Following on from the runaway success of
last week’s Digested Read chortle-fest, herewith be another. To wit:
The Digested Read: BLOOD’S A ROVER by James Ellroy
Dig it, hepcats: bad men on the rise. Tricky Dick, Edgar J Vamp.
Check it now:
RIP MLK. Sayonara Bobby the K. Kuba’s gone, KIA. Hey, is that Mickey Mobster looking south to the Dom Rep? Factor in some Papa Doc rebop. Voodoo dogz howl at the moon and the moon she swoooooooon.
Kut to: kinky karnival for the good guyz. Ticker-tape for Wayne Tedrow, Dwight Holly. Feds ‘n’ foes both sides of the line.
Tell it like it is.
Dig that Mormon KKK vibe.
Factor in Don Crutchfield. Peeper, doper, small-time lech. Hopped on the lewd nude and her foxy afro. Be he me?
Cherchez la femme, mofo.
Scarfing acid, riding the wave. Get wise, dogz: the wave, she ride you.
Throwdown guns - check. Truck full of coke - check. Head hipped on jazz - check. Heart hopped on jizz - check.
Check in, check out.
Kut to: the Brothers rocking the Black Power hour. The revolution reverb. Spooks, mooks and soul-power crooks. Go Panthers! Infiltrate, annihil-hate.
Hate is good. Hate is whole. See it, feel it, taste it, eat it, be it.
Say, there’s Sal Mineo. Scuzzy Hollywood vibe. Rat Pack ratz and fat Vegas catz. Say a prayer for Mom’s apple pie.
Tell it like it is.
Be kool. Spritz some jive. Hustle the muscle. See America hex itself, re-hex, de-hex.
Redz under the bedz. Redz in the bedz. Kick their Kommie keisters all the way back to Moskow.
Green emeralds. Black ops. White cops. Blue-eyed boys and green-eyed girls. Read it and wipe.
Shoot-’em, loot-’em, dilute-’em. Brute force is truth force. They got the guns but we got the honeys.
Demokkkracy my lily-white ass.
Tell it like it is.
The Digested Read, Digested: Here be monsters. O, America!
James Ellroy’s BLOOD’S A ROVER is published by Windmill Books.
9 comments:
I'm a fan of AU trilogy, esp The Cold 6000 which I feel is Ellroy's masterpiece. However, Blood's A Rover felt like a bit of a let down. I dont think the Dominican Republic stuff really worked and why he cut the book off before Watergate seems strange. More importantly by the final few pages although I kept being dazzled by Ellroy's wit, intelligence and prose I just wanted the bloody thing to be over.
Declan, you're a master of this kind of stuff. And considering how long that book is, you digested a hell of a lot. I feel that I read enough of Blood's a Rover to be entitled to say this in this case.

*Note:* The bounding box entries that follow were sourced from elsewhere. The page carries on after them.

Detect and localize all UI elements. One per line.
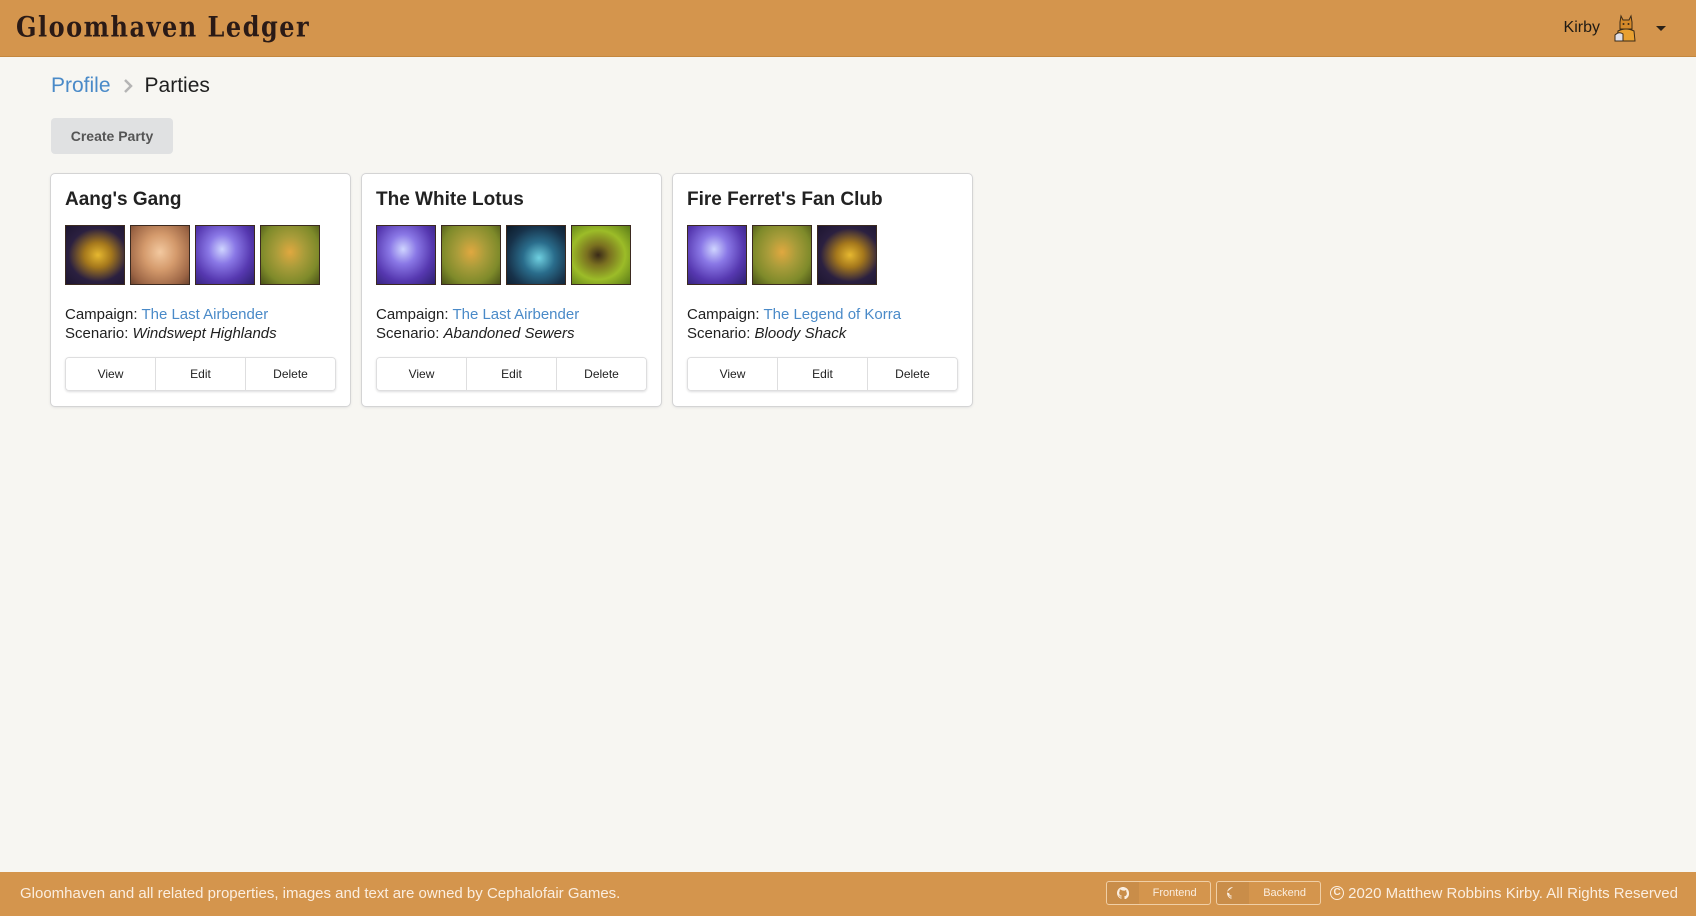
- character-portrait: [817, 225, 877, 285]
- character-portraits: [376, 225, 647, 285]
- breadcrumb: Profile Parties: [51, 74, 210, 98]
- user-name: Kirby: [1563, 19, 1600, 36]
- campaign-label: Campaign:: [65, 306, 138, 323]
- party-card: Aang's Gang Campaign: The Last Airbender…: [51, 174, 350, 406]
- party-details: Campaign: The Last Airbender Scenario: W…: [65, 305, 336, 343]
- caret-down-icon: [1656, 25, 1666, 31]
- breadcrumb-profile-link[interactable]: Profile: [51, 74, 111, 98]
- character-portrait: [687, 225, 747, 285]
- top-navbar: Gloomhaven Ledger Kirby: [0, 0, 1696, 57]
- copyright: C 2020 Matthew Robbins Kirby. All Rights…: [1330, 885, 1678, 902]
- scenario-label: Scenario:: [65, 325, 129, 342]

I liked BaR, and I do love Ellroy's style, but didn't persist. I think I should have started back at the beginning of the trilogy.
Ta, folks. I should probably say, I think Ellroy is in a class of his own, utterly brilliant. Of the AU trilogy, I probably like American Tabloid the best ... although it's the LA Quartet I love best of all.
Cheers, Dec
I must read Ellroy. Not knowing much about him other than what is discussed on blogs and some samples I have read, my impression is he's kind of a mix of Hunter S. Thompson, Ken Kesey, and Tom Wolfe, all of whom I really like. If he adds his own style to the above, I'm really excited!
Sean - an Ellroy novel reads like how a really good Hemingway might read were it electrocuted. Prepare to be blown away.
Cheers, Dec
"why he cut the book off before Watergate seems strange."
Adrian, I asked Ellroy that when he read in Philadelphia.
"Watergate?" he replied. "The biggest SNORE! since Thomas Pynchon."
I figured he's avoiding Watergate until everyone involved is dead.
My v-word is perfect for this post if you say it out loud: conesise
======================
Detectives Beyond Borders
"Because Murder Is More Fun Away From Home"
http://www.detectivesbeyondborders.blogspot.com/
I'm starting to feel like the word verifier is a soul trapped in hell with only these brief forays out for communication.
Or else a bored techie trapped at his keyboard with-- hmm.
you got the gift Declan. Yet again, hilarious. American Tabloid was a work of genius. 6000 was painful, as if he had to get his money's worth out of his staff of researchers. Haven't read BaRover yet and now I don't have to!